Raka merinding. Ini… beneran horor.
"Kalian nggak ingat?" seorang pria lain berbicara dengan nada seram. "Dulu, di desa ini juga pernah terjadi hal serupa. Satu per satu orang meninggal, mendadak begitu saja."
"Iya," ibu-ibu mulai bergidik. "Katanya, kalau jin penguasa bukit sudah marah, dia akan menjemput nyawa manusia setiap malam…"
Raka langsung pucat. INI DIA! MOMEN YANG PALING IA TAKUTKAN!
Tia memutar mata. "Aduh, bisa nggak sih kita jangan langsung mikirnya mistis? Bisa aja Pak Jaya punya penyakit dalam."
"Betul," Gilang mengangguk sambil mengunyah gorengan yang entah dari mana. "Misalnya penyakit jantung, kan bisa meninggal tiba-tiba."
Tapi warga tampaknya lebih suka teori jin.
"Jin marah!
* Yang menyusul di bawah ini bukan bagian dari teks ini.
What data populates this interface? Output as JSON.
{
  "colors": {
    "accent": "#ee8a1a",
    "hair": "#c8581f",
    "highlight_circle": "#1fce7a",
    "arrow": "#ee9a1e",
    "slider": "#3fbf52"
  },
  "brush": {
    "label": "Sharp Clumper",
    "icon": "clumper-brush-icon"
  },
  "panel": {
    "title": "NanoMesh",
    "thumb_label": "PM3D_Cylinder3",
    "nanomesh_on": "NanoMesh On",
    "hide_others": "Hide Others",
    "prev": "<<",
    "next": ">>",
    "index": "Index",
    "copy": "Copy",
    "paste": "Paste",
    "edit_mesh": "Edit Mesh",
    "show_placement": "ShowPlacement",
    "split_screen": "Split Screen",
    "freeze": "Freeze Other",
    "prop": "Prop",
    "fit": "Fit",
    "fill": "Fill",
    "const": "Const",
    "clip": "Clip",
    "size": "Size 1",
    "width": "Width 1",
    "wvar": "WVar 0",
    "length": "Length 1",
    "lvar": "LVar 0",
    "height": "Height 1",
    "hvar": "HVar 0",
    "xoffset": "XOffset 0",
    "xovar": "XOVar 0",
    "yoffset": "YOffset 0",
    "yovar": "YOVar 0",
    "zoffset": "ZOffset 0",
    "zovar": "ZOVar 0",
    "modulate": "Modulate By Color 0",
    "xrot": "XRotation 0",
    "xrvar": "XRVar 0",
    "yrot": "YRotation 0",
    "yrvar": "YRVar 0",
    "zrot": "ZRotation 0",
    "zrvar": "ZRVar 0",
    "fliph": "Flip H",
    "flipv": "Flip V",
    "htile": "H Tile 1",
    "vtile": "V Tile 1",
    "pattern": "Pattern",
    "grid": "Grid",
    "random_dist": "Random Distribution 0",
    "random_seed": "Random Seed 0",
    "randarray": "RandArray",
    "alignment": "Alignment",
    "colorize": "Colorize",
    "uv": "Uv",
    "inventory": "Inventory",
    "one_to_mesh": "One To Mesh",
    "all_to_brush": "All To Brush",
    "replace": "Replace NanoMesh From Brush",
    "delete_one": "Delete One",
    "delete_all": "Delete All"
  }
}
Mungkin karena kita nggak lagi memberi sesajen!" seorang ibu berseru.
"Wah, jangan-jangan karena kemarin ada yang pulang kemalaman dari sawah? Katanya jin nggak suka orang kerja sampai larut!"
Mata Raka membelalak. JANGAN-JANGAN ITU MEREKA YANG DIMAKSUD?!
Ia langsung mencengkram lengan Gilang. "Bro, kita kemarin pulang kemaleman dari sawah…" bisiknya panik.
Gilang menepuk bahunya santai. "Santai, bro. Kalau jinnya perempuan, bisa kita rayu."
Tia langsung menyikut Gilang tanpa ampun.
Sementara itu, Nadine memperhatikan tubuh Pak Jaya dengan ekspresi serius. Ia berjongkok, memperhatikan wajah almarhum.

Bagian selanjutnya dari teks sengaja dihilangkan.